Dalam narasi sejarah Indonesia, meski ada banyak yang masih perlu diperbaiki, tetapi pathnya sudah pada garus yang lurus (benar). Narasi sejarah Indonesia dibangun di atas tanah (ranah) Indonesia. Fakta bahwa Indonesia itu sangat besar, dan sangat luas dengan populasi yang sangay besar. Berbeda dengan Malaysia masa kini yang adakalanya dipersepsikan hanya sebatas Semenanjung Malaya (dilupakan Singapoera dan terlupakan Serawak dan Sabah). Dalam konteks membangun dan mengembangan narasi sejarah Malaysia, sejumlah isu mengemuka, yang notabena adakalnya mrembuat orang Indonesia salah paham dan merasa gerah. Sejumlah isu tersebut yang menjadi menarik perhatian (berifat kontroversi) antara lain: Dominasi kekuasaan Melayu di Malysia, bahasa nasional dan usulan bahasa Melayu menjadi bahasa ASEAN, sistem pendidikan---berbeda Cina dan India, status penjajahan---dijajah vs tidak dijajah, kemederkaan di Malaysia---hari kemerdekaan, tetapi tidak sama, federasi negara dalam soal Sabah---akta dan pelanggaran, peran pahlawan Inggris vs pihak lain yang semua diangga[ komunis, budaya–klaim sejarah, klaim heritage, lupa bantuan Indonesia, hanya ingat Ganyang Malaysia, sengketa pulau dan perbatasan, soal TKI dan merasa diri kaya dan pintar, orang lain di Indonesia dianggap miskin dan bodoh.

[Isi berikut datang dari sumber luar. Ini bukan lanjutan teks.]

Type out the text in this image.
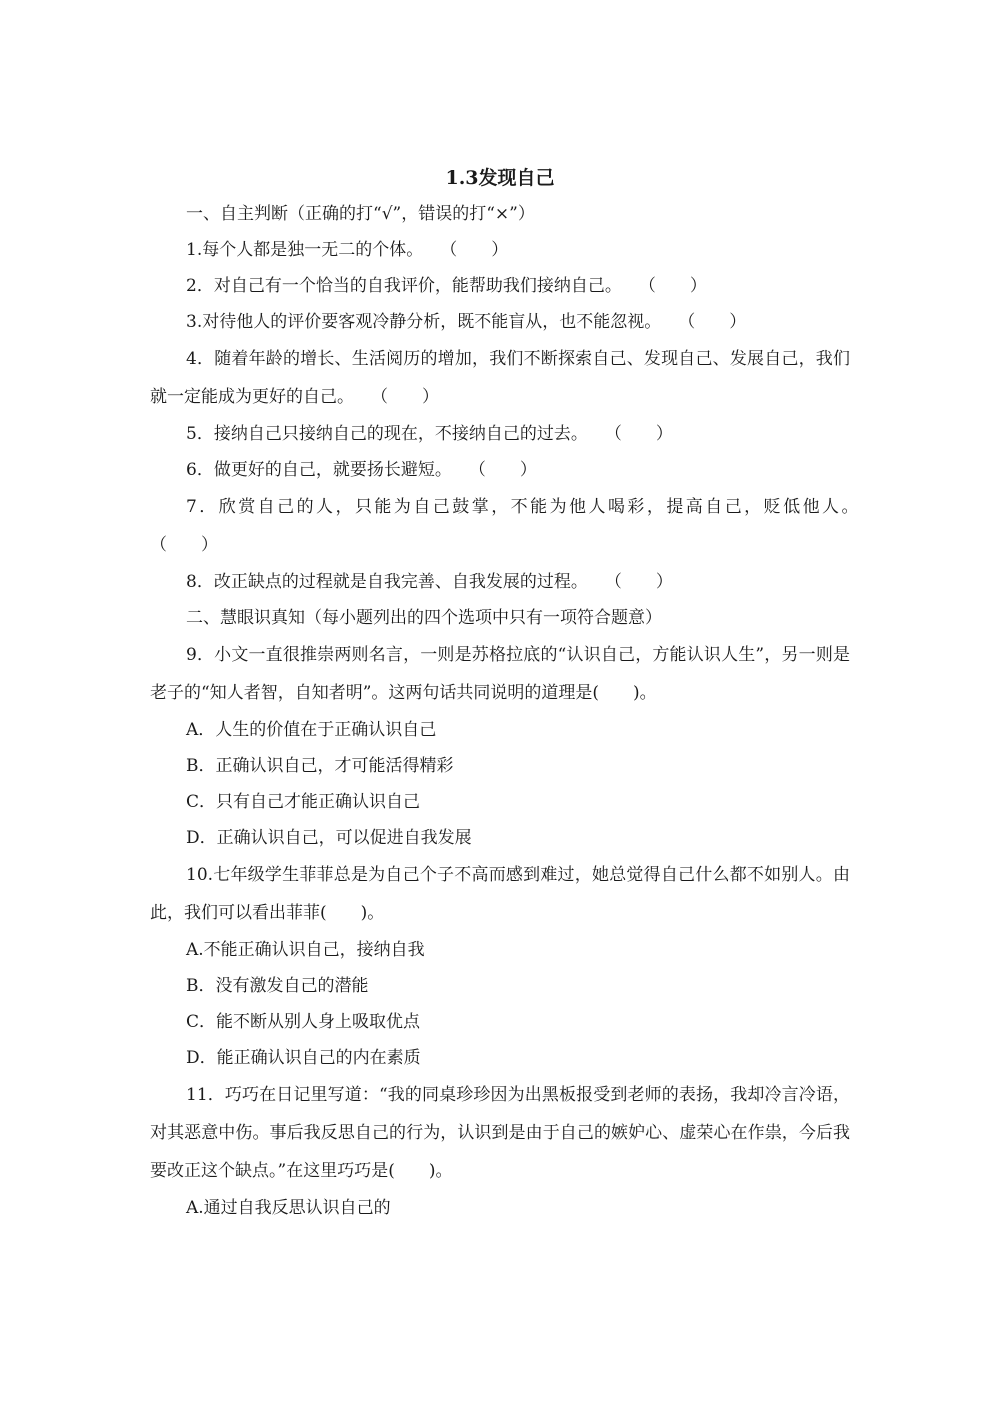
1.3发现自己
一、自主判断（正确的打“√”，错误的打“×”）
1.每个人都是独一无二的个体。　　（　　）
2．对自己有一个恰当的自我评价，能帮助我们接纳自己。　　（　　）
3.对待他人的评价要客观冷静分析，既不能盲从，也不能忽视。　　（　　）

4．随着年龄的增长、生活阅历的增加，我们不断探索自己、发现自己、发展自己，我们就一定能成为更好的自己。　　（　　）

5．接纳自己只接纳自己的现在，不接纳自己的过去。　　（　　）
6．做更好的自己，就要扬长避短。　　（　　）

7．欣赏自己的人，只能为自己鼓掌，不能为他人喝彩，提高自己，贬低他人。　　（　　）

8．改正缺点的过程就是自我完善、自我发展的过程。　　（　　）
二、慧眼识真知（每小题列出的四个选项中只有一项符合题意）

9．小文一直很推崇两则名言，一则是苏格拉底的“认识自己，方能认识人生”，另一则是老子的“知人者智，自知者明”。这两句话共同说明的道理是(　　)。

A．人生的价值在于正确认识自己
B．正确认识自己，才可能活得精彩
C．只有自己才能正确认识自己
D．正确认识自己，可以促进自我发展

10.七年级学生菲菲总是为自己个子不高而感到难过，她总觉得自己什么都不如别人。由此，我们可以看出菲菲(　　)。

A.不能正确认识自己，接纳自我
B．没有激发自己的潜能
C．能不断从别人身上吸取优点
D．能正确认识自己的内在素质

11．巧巧在日记里写道：“我的同桌珍珍因为出黑板报受到老师的表扬，我却冷言冷语，对其恶意中伤。事后我反思自己的行为，认识到是由于自己的嫉妒心、虚荣心在作祟，今后我要改正这个缺点。”在这里巧巧是(　　)。

A.通过自我反思认识自己的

Lantas bagaimana sejarah Malaysia tempo dulu dan mengapa Indonesia dibelakangi pada masa Ini? Seperti disebut di atas, ada persepsi yang berubah di Malaysia antara dulu dan sekarang tentang hubungan bernegara dan hubungan antar maysrakat. Persepsi itu cenderung tidak positif dan tidak mendukung suasana kondusif antara kedua negara. Itu menjadi memicu banyak hal soal ketegangan. Ibarat lagu judulnya adalah ‘Kau yang Memulai, Kau yang Mengakhiri. Lalu bagaimana sejarah Malaysia tempo dulu dan mengapa Indonesia dibelakangi pada masa Ini? Seperti kata ahli sejarah tempo doeloe, semuanya ada permulaan. Untuk menambah pengetahuan dan meningkatkan wawasan sejarah nasional, mari kita telusuri sumber-sumber tempo doeloe.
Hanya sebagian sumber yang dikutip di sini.